第2話

 1877年10月10日、私は今日自分が配属された小隊と合流しました。



 入隊した翌日、私たち新兵は訓練場の講堂に集められ、それぞれの配属先を伝えられたのです。


「私は…えむしーえふ?大隊麾下のツーロン小隊、ですか……。MCF(モダンコンバットフォース)って何の略なんでしょうか?まくどなるど……」



 その後私は上官に告げられた場所で待機していました。10分ほどたった時、1人の兵士がやってきて私に声をかけてきました。


「おう、君が新しい小隊メンバーかな?オレはサージ特等歩兵。気軽に先輩と呼んでくれ!何なら『おにいちゃん』でもいいぞ!」


 は?なんなんですかこの方。

 こんなのが私の上司になるんですか?ロリコンですよ?信じられません。……きっも


「はぁ…。自分、タウラ下等歩兵です。よろしくお願いします、サージさん」

「おぉぉ!!!その、まるでゴミを見るかのような冷たい視線!いい!いいぞ!もっとくれ!」

「は?キモ。……ハッ!?し、失礼致しましたサージ特等歩兵殿!」


 しまったあぁーーーー!!!!上官に対して悪口を!!!……わたし、入隊して早々に反逆罪とかで銃殺刑ですかね。ハハッ……

 ……あれ?怒鳴られ、ない?うわっ、すごくニヤニヤしてます。本当にキモチワルイです。


「ゴホンッ!ごめんごめんタウラちゃん。ちょっと本心が隠しきれなかっただけなんだ、気にしないでくれ」


 えぇ、あれ本心だったんですか……。


「まぁ、僕のことはどう思ってもらっても構わないけど……、戦場では命令に従わない奴に構ってる暇はないからね。そのつもりでよろしく頼むよ」

「は、はい!もちろんです」


 こうして私は、変態だけど軍人としてはしっかりとしたサージ先輩に連れられて小隊と合流するために、生まれて初めて故郷から離れることになりました。



「さぁ、着いたぞ。ここが僕たちの愛の巣だ」

「流石に限度と言うものがあるはずですよ、サージ先輩。そう言う発言は控えてください」

「お、おぅ。すまんすまん……睨まれるの最高だわ…」


 とんでもないセクハラ発言に次いで変態発言まで。この人に救いはないのですね、分かります。

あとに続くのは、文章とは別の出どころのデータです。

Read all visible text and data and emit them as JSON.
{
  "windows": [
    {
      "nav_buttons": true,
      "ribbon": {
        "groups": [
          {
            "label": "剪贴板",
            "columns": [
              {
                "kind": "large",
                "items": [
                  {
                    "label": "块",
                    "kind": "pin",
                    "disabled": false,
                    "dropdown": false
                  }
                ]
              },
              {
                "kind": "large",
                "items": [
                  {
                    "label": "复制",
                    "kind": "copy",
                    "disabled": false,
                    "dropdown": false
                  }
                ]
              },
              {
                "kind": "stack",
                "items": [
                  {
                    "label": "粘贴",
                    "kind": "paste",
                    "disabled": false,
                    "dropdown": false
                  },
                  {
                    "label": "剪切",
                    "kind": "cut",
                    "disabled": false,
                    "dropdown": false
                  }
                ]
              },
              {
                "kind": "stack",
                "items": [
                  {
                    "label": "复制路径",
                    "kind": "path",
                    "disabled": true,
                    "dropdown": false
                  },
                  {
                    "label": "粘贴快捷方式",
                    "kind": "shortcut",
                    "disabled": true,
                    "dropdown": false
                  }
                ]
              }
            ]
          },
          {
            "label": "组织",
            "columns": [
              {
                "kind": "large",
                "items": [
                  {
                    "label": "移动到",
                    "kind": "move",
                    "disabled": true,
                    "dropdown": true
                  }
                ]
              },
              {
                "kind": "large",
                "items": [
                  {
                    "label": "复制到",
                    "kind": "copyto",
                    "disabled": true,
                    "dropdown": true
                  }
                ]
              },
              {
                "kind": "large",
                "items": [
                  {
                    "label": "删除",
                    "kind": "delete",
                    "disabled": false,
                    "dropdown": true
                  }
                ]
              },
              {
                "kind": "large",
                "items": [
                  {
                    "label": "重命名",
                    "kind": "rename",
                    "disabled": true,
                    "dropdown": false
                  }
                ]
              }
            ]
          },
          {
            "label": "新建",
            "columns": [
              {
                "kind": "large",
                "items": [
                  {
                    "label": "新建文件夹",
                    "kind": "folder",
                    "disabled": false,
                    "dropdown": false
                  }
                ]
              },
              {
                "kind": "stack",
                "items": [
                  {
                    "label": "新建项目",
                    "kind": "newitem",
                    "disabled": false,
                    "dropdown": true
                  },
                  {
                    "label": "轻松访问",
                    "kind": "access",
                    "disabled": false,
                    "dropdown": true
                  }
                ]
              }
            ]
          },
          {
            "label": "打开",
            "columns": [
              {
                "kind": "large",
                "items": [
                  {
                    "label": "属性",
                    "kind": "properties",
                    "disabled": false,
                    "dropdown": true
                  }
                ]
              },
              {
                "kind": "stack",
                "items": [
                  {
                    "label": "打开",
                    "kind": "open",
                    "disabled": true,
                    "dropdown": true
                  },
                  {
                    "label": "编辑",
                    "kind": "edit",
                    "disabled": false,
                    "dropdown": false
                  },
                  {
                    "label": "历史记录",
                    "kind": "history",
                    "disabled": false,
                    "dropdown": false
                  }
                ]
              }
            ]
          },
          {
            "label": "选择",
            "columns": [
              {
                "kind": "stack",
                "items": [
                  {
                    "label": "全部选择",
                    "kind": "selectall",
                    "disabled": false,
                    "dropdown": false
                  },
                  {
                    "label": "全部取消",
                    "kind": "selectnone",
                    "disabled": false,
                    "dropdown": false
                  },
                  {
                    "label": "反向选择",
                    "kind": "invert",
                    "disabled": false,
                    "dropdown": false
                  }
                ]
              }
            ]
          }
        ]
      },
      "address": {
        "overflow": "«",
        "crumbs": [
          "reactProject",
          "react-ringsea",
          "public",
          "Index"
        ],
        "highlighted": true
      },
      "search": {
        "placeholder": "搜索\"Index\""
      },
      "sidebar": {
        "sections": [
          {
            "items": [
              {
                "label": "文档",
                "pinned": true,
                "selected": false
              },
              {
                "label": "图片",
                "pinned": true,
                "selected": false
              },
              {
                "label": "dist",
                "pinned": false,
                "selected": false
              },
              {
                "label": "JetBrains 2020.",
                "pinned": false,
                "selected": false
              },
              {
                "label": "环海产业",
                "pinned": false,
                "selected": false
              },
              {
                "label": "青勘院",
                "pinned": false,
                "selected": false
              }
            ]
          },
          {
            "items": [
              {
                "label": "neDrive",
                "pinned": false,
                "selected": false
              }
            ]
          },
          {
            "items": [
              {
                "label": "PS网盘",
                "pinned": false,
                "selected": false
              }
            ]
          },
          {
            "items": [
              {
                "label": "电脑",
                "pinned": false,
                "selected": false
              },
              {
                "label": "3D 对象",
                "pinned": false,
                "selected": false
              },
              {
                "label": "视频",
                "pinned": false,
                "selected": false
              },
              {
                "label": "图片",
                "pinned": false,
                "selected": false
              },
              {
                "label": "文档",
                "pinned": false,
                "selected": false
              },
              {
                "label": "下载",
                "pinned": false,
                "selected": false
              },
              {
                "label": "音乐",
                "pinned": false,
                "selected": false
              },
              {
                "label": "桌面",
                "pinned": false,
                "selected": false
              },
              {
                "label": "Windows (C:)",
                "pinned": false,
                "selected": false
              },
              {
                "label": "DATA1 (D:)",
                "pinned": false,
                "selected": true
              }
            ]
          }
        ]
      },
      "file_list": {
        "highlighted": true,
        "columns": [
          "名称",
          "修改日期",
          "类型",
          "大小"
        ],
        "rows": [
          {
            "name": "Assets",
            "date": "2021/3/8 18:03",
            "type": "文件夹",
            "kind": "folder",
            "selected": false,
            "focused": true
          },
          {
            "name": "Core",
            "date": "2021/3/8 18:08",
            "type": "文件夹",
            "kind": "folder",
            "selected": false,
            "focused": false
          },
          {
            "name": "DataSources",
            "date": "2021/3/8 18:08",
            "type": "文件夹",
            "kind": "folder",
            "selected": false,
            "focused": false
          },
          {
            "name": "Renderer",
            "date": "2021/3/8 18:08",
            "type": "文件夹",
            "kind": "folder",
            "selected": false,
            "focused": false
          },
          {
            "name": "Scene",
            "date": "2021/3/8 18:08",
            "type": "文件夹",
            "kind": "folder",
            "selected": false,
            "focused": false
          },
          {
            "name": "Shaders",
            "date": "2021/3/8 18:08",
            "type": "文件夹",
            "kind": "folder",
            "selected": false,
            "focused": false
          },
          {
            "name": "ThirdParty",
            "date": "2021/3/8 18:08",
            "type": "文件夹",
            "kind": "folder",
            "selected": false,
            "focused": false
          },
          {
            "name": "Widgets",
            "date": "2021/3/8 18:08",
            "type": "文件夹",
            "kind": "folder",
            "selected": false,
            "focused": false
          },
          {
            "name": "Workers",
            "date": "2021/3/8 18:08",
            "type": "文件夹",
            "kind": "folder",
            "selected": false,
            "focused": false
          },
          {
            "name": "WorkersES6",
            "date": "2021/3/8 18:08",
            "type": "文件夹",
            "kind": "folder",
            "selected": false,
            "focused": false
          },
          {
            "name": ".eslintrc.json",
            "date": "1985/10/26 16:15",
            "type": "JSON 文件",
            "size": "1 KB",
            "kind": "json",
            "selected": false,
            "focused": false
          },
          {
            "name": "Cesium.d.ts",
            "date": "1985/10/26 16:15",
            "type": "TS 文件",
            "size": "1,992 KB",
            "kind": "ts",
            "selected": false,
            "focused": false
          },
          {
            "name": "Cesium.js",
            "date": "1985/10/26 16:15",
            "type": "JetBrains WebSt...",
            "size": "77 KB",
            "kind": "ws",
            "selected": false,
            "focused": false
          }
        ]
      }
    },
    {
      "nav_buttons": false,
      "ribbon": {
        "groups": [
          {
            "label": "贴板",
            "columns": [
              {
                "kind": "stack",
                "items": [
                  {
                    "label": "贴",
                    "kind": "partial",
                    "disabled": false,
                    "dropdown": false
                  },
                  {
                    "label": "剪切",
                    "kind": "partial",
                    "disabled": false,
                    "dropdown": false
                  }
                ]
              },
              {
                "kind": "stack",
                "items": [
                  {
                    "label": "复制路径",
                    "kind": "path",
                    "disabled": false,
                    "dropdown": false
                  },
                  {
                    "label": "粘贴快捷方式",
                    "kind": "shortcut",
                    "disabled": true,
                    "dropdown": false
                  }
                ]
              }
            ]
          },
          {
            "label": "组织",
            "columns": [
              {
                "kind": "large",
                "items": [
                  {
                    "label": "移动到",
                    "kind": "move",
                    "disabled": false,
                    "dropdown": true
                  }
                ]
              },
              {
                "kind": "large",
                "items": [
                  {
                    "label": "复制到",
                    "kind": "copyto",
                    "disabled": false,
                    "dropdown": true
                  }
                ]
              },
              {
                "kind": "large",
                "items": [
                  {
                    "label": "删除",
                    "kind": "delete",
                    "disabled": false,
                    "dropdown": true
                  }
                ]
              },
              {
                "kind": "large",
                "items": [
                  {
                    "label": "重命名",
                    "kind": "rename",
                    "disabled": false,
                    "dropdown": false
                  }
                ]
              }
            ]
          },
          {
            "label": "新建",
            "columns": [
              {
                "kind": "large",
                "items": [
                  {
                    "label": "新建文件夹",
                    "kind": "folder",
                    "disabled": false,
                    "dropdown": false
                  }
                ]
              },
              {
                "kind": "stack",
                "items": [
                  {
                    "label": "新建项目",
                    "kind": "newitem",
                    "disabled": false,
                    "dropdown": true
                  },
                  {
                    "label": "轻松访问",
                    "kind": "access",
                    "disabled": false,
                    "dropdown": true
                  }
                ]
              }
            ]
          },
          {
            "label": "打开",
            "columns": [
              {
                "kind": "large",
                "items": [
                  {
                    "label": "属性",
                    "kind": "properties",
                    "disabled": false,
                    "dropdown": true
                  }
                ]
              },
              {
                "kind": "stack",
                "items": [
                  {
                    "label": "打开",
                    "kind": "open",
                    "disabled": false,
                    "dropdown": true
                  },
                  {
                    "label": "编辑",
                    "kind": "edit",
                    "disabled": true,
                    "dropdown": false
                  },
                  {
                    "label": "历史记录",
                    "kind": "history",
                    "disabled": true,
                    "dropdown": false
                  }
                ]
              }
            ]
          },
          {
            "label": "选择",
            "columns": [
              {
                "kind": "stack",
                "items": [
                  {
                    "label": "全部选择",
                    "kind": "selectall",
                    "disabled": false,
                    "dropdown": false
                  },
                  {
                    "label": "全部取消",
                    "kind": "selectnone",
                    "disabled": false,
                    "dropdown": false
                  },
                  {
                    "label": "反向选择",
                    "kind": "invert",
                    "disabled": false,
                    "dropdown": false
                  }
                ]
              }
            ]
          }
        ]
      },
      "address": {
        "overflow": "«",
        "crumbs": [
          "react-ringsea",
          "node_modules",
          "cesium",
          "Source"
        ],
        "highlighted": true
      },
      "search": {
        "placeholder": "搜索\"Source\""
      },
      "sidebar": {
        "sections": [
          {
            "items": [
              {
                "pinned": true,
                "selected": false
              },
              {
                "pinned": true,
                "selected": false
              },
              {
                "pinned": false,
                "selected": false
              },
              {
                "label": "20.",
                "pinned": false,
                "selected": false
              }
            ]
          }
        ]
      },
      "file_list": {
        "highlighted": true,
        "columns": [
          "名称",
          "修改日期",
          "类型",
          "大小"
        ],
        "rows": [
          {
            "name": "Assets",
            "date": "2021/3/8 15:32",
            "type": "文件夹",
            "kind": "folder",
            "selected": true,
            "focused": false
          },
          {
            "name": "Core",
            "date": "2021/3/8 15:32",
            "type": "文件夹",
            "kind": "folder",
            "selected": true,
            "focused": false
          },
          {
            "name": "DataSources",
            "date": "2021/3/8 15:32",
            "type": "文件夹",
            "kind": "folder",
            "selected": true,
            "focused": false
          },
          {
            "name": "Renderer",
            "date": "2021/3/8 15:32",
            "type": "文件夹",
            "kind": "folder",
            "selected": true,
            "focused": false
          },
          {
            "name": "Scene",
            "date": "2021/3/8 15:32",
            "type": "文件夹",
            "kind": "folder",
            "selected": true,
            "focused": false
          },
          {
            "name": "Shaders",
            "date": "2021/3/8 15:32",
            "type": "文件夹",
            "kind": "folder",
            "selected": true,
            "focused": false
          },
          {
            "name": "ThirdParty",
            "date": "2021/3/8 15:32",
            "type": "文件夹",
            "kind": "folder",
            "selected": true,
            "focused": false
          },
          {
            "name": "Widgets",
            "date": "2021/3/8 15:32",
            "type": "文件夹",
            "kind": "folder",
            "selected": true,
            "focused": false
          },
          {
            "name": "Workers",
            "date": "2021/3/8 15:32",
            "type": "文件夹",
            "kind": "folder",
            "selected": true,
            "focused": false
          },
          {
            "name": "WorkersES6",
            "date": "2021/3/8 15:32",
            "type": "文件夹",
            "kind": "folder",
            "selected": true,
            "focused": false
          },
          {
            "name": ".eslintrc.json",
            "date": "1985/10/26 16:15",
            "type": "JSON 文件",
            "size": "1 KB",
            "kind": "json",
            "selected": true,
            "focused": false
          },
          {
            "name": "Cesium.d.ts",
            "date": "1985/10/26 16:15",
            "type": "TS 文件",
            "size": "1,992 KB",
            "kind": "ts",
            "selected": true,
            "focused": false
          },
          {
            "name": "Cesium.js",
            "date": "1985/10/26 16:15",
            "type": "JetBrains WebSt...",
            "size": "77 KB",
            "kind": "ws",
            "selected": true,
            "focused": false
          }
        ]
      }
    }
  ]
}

 先輩に、ここで待っていて。と言われたのでテントのベンチに腰掛けていると、程なくして先輩が戻ってきました。

 肩には見慣れない杖のようなものを担いでいますね。あれは何でしょうか?


「ハイ、これがタウラちゃんの武器だね。家族のように大事にするんだぞ。……戦場で信用できるのはこの銃だけだから」

「は、はぁ…?」

「はっはっは!ちょっと難しかったかな?……まぁいつかわかることだから、別に今は分からなくてもいいさ」


 この時の私には、サージ先輩の言うことがよく分かりませんでした。

 しかしこの5時間後、その言葉の意味の一端を知ることになるのです。




 ところでこの世界での遠距離武器は弓か魔法が主体だそうで、銃は試験運用という段階の発展途上の武器でした。

 今回私に与えられたものも開発途中の試作品だそうで…ぼるとあくしょんしき?ライフルって言うそうです。正直よく分かりませんが、物理的なダメージを与える魔法の杖のようなものなのでしょう。

 サージ先輩の武器は銃口が2つあって同時に撃てるそうです。しょっとがん?とか言うそうですよ。


 とまぁこのように、MCF大隊っていうのは新開発の兵器を試験運用するための部隊だそうです。